Professor Benjamin Hufbauer’s book, Presidential Temples: How Memorials and Libraries Shape Public Memory (University Press of Kansas), according to Kirk Savage, “shows how presidential libraries expose the basic tensions of American democracy: as archival shrines they serve to embody the ideal of free and open inquiry, while celebrating the concentration of power in the ‘imperial presidency.’” Prof. Hufbauer has been interviewed about presidential libraries and quoted by CNN, National Public Radio, The Dallas Morning News, the British Radio program Monocle, The New York Times, The Wall Street Journal, Salon, The Dallas Business Journal, Bloomberg, and others. He has also written op-eds on presidential libraries for The Chicago Tribune, The Dallas Morning News, Inside Higher Ed, and The New York Times.

Hufbauer’s work has been published in Res: The Journal of Anthropology and Aesthetics, The Journal of American History, African Arts, American Studies, Competitions, and The Public Historian. Professor Hufbauer has presented his work at conferences for the Midwest Popular Culture Association, the Louisville Conference on Literature and Culture, the Semiotic Society of America, the National Council on Public History, the Front Range Symposium on art and History, the Society of Architectural Historians, and the Savannah Symposium.
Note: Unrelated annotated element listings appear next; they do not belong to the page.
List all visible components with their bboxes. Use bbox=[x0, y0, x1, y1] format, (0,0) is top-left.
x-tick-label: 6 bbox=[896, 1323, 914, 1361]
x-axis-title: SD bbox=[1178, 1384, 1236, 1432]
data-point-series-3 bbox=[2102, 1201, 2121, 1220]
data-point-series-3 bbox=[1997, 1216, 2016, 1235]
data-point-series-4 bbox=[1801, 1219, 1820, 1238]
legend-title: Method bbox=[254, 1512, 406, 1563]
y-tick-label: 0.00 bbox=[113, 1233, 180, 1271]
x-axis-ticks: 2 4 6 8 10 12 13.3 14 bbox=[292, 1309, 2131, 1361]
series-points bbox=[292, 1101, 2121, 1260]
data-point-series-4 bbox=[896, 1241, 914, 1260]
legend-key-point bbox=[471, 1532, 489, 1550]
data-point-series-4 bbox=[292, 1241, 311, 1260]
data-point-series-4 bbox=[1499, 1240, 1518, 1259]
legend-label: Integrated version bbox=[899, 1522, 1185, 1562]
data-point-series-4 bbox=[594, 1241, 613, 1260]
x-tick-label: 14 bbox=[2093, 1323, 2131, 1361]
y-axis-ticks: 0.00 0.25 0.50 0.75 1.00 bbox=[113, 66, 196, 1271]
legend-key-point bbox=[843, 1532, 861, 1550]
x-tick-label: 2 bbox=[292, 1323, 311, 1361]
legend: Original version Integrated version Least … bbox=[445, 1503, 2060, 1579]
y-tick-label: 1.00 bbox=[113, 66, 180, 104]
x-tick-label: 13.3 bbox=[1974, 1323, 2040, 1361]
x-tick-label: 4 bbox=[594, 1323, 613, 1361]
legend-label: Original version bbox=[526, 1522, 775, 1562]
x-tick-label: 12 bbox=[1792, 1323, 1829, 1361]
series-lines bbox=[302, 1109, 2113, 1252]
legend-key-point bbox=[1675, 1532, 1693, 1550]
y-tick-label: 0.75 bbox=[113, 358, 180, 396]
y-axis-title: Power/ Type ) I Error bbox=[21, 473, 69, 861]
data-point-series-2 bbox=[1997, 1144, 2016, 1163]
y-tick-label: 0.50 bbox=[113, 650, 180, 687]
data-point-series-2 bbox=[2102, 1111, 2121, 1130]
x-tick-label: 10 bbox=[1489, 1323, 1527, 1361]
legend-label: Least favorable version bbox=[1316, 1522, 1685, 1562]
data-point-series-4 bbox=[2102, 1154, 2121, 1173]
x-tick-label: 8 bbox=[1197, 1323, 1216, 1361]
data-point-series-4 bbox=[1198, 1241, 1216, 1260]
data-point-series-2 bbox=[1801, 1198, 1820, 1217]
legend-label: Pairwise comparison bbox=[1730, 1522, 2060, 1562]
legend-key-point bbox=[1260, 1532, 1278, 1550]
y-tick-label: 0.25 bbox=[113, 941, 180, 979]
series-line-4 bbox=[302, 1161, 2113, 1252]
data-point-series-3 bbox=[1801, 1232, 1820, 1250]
He has also spoken at the Visual Studies Forum at the University of Kentucky, as well as the Crichton Club, in Columbus, Ohio.

Research

Presidential Libraries
Monuments, Memory, and Commemoration
Public History
Film

Course Offerings

ARTH 250 Survey of Ancient to Medieval Art
ARTH 270 Survey of Renaissance to Modern Art

ARTH 394 Twentieth Century Architecture

ARTH 395 American Art I (Art and Architecture from the 17th-19th centuries)

ARTH 396 American Art II (Art and Architecture since 1900)

Special Topics Courses:

ARTH 595-695 Issues in American Art
ARTH 595-695 New Approaches to American Art
ARTH 595-695 Monuments and Memorials
ARTH 595-695 Architecture and Film
ARTH 595-695 Alfred Hitchcock
ARTH 595-695 Animated Film
ARTH 595-596 Fantasy Film
ARTH 595-596 Star Trek
ARTH 595-596 Star Wars (Spring 2016)

Teaching Areas

American Art
19th and 20th Century Architecture
Film
Commemoration and Memory

Presentations

“Black as Cole: Race, Music, and the Early Record Covers for Nat ‘King’ Cole,” Louisville Conference on Literature & Culture Since 1900, February 22, 2014.
“Hitchcock’s Vertigo: The Architecture of Gender,” Louisville Conference on Literature & Culture Since 1900, February 24, 2012
“Avatar’s Shock and Awe: Space, Technology, and Race,” Semiotic Society of America, Louisville, October 21, 2010.